Amazon Elastic Container Service Amazon ECS is a fully managed container orchestration service that allows organizations to deploy, manage and scale containerized workloads. It is deeply integrated with the AWS ecosystem in order to provide a secure and easy-to-use solution for managing applications not only in the cloud but now also on your infrastructure with Amazon ECS Anywhere.

Within Amazon ECS components, the ECS Agent is a vital piece which is in charge of all the communication between the ECS Container Instances and the ECS control plane logic. Among other tasks, the ECS Agent will register your ECS Container Instance within the ECS Cluster, receive instructions from the ECS Scheduler for placing, starting and stopping tasks, and also reporting Tasks and container status changes.

• What does the solution offer ?
• How to deploy the solution
• Architecture
• Project structure and template anatomy
• Logging report using CloudWatch Logs Insights
• Considerations
• Contributing to the project
• Changelog
• License

If you think you’ve found a potential security issue, please do not post it in the Issues. Instead, please follow the instructions here or email AWS security directly at [email protected].

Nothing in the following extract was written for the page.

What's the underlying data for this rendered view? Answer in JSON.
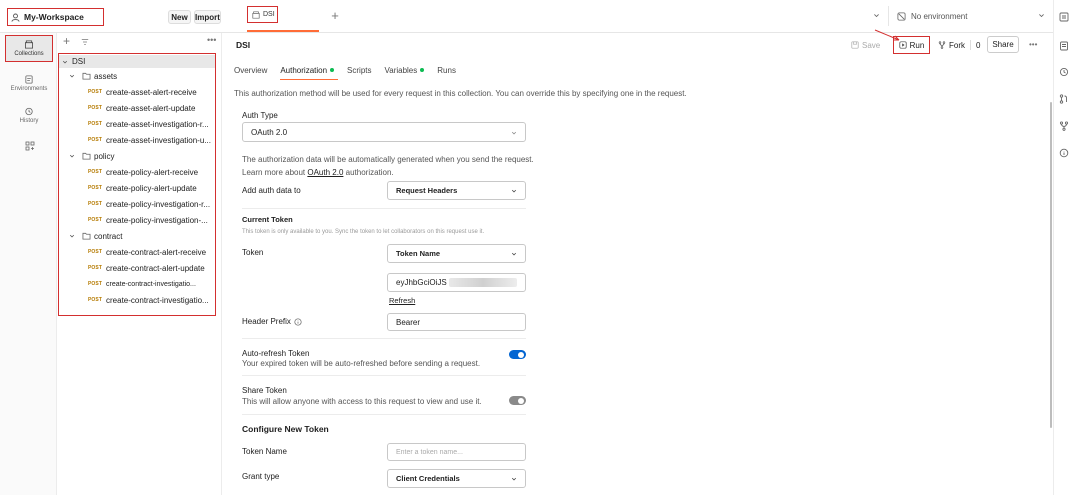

On this solution, we will combine AWS services such as Amazon EventBridge, Amazon Simple Queue Service (Amazon SQS), AWS Lambda, and Amazon Simple Notification Service (Amazon SNS) for delivering a simple setup capable of detecting and alerting about an ECS Agent disconnection issue.

As a part of its normal operation the Amazon ECS container agent disconnects and reconnects several times per hour. Considering this, several agent connection events should be expected without necessarily meaning there is an underlying issue going on. These events are not an indication that there is a problem with the container agent nor your container instance, but if the agent is never capable of re-connecting this can indeed be a clear sign of an on-going issue. This monitoring setup makes sure that an alert will be sent whenever the ECS Agent doesn't reconnect.

The solution deployment is fully automated with CloudFormation. Before deploying, you will need to pack the templates, a process that will upload local artifacts to an S3 bucket. This will consolidate the project templates for seamlessly deploying the solution.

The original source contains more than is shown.